### LightGBM 라이브러리를 활용한 머신러닝 학습, 예측

* LightGBM은 Microsoft에서 개발한 Gradient Boosting 프레임워크로, 대용량 데이터셋에 대한 고속 및 고성능 학습이 가능

### 데이터 불러오기 및 라이브러리 준비

In [1]:
import numpy as np
import pandas as pd

# train_x는 학습 데이터, train_y는 목적 변수, test_x는 테스트 데이터
# pandas의 DataFrame, Series로 유지합니다.(numpy의 array로 유지하기도 합니다)

train = pd.read_csv('../input/sample-data/train_preprocessed.csv')
train_x = train.drop(['target'], axis=1)
train_y = train['target']
test_x = pd.read_csv('../input/sample-data/test_preprocessed.csv')

# 학습 데이터를 학습 데이터와 밸리데이션 데이터로 나눕니다.
from sklearn.model_selection import KFold

kf = KFold(n_splits=4, shuffle=True, random_state=71)
tr_idx, va_idx = list(kf.split(train_x))[0]
tr_x, va_x = train_x.iloc[tr_idx], train_x.iloc[va_idx]
tr_y, va_y = train_y.iloc[tr_idx], train_y.iloc[va_idx]

In [2]:
tr_x.shape, tr_y.shape, va_x.shape, va_y.shape

((7500, 28), (7500,), (2500, 28), (2500,))

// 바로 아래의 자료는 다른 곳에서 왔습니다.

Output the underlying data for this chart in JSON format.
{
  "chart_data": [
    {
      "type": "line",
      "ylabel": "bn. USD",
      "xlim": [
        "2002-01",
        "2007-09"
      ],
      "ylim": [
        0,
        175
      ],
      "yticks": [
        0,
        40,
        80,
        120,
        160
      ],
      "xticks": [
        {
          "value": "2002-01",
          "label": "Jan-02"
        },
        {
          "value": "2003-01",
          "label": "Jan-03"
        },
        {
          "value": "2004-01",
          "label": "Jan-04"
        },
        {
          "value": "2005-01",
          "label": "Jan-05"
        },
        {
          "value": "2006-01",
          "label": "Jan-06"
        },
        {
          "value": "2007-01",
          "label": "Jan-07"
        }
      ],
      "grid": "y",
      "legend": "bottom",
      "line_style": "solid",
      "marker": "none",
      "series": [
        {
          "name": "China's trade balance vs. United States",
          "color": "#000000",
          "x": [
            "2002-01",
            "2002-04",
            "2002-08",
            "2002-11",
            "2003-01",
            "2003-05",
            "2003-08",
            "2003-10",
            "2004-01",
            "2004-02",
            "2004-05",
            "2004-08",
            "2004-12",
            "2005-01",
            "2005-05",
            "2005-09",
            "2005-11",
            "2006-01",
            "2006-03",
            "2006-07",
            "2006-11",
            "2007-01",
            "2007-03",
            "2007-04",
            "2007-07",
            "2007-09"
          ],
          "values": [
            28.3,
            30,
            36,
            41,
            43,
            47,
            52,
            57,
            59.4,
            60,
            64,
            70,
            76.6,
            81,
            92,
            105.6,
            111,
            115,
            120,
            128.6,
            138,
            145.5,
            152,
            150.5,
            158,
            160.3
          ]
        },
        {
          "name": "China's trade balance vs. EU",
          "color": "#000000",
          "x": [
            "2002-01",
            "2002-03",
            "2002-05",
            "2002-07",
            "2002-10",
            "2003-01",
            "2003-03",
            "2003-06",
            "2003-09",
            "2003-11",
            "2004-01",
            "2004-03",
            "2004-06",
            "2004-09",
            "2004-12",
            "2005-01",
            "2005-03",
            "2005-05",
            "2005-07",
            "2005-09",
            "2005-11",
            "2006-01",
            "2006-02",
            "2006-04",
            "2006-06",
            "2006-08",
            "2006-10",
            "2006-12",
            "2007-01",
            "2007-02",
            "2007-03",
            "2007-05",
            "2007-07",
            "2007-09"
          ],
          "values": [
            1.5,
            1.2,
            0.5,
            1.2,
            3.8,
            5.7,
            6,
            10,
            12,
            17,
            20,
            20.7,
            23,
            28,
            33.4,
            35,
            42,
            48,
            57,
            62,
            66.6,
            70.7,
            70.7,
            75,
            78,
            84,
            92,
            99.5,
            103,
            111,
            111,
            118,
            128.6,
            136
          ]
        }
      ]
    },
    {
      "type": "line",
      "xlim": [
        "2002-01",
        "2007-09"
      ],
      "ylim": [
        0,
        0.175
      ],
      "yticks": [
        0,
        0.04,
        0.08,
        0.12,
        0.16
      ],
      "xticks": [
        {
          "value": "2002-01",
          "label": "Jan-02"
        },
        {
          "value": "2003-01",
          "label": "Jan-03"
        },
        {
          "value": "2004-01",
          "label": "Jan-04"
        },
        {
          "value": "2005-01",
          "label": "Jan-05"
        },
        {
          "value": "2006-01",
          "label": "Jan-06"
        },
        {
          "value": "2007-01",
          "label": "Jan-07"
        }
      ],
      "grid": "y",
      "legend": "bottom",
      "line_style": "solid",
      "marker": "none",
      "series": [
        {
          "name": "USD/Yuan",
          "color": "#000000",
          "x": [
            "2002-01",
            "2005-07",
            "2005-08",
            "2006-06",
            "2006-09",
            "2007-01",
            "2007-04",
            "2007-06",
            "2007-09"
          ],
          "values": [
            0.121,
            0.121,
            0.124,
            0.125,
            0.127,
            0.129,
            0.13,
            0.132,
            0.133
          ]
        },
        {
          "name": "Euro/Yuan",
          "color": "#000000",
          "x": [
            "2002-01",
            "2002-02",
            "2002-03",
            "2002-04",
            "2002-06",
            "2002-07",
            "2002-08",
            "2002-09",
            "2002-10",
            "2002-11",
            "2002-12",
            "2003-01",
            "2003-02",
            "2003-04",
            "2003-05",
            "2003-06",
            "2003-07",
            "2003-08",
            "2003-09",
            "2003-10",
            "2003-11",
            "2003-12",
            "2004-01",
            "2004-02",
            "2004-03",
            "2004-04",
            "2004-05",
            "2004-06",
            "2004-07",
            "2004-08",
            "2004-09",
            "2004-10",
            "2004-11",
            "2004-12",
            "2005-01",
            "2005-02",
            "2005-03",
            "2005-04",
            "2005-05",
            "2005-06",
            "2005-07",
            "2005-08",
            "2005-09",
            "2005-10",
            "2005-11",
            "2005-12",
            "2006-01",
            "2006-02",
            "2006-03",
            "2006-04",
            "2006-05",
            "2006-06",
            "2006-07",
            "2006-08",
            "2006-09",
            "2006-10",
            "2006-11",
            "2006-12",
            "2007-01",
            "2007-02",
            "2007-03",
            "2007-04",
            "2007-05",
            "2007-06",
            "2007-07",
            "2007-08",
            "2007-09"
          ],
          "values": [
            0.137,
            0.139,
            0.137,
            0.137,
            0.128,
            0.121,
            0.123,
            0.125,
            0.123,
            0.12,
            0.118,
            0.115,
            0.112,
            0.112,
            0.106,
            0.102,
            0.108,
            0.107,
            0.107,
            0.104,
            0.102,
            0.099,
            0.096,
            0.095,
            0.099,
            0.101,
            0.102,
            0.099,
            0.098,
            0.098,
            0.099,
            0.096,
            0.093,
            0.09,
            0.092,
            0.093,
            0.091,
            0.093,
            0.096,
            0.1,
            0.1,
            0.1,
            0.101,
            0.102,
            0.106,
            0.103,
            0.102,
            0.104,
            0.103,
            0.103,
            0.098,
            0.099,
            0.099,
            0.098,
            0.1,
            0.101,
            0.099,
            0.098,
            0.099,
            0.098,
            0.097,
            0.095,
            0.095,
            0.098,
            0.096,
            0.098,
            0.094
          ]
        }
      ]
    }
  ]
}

### LightGBM을 활용한 이진 분류 모델의 구현

In [4]:
# -----------------------------------
# lightgbm의 구현
# -----------------------------------
import lightgbm as lgb
from sklearn.metrics import log_loss

# 특징과 목적변수를 lightgbm의 데이터 구조로 변환
lgb_train = lgb.Dataset(tr_x, tr_y)
lgb_eval = lgb.Dataset(va_x, va_y)

# 하이퍼파라미터 설정
params = {'objective': 'binary', 'seed': 71, 
          'verbose': 0, 'metrics': 'binary_logloss'}
num_round = 100

# 학습 실행
# 범주형 변수를 지정
# 검증 데이터도 추가 지정하여 학습 진행과 함께 점수가 어떻게 달라지는지 모니터링
categorical_features = ['product', 'medical_info_b2', 'medical_info_b3']
model = lgb.train(params, lgb_train, num_boost_round=num_round,
                  categorical_feature=categorical_features,
                  valid_names=['train', 'valid'], valid_sets=[lgb_train, lgb_eval])

New categorical_feature is ['medical_info_b2', 'medical_info_b3', 'product']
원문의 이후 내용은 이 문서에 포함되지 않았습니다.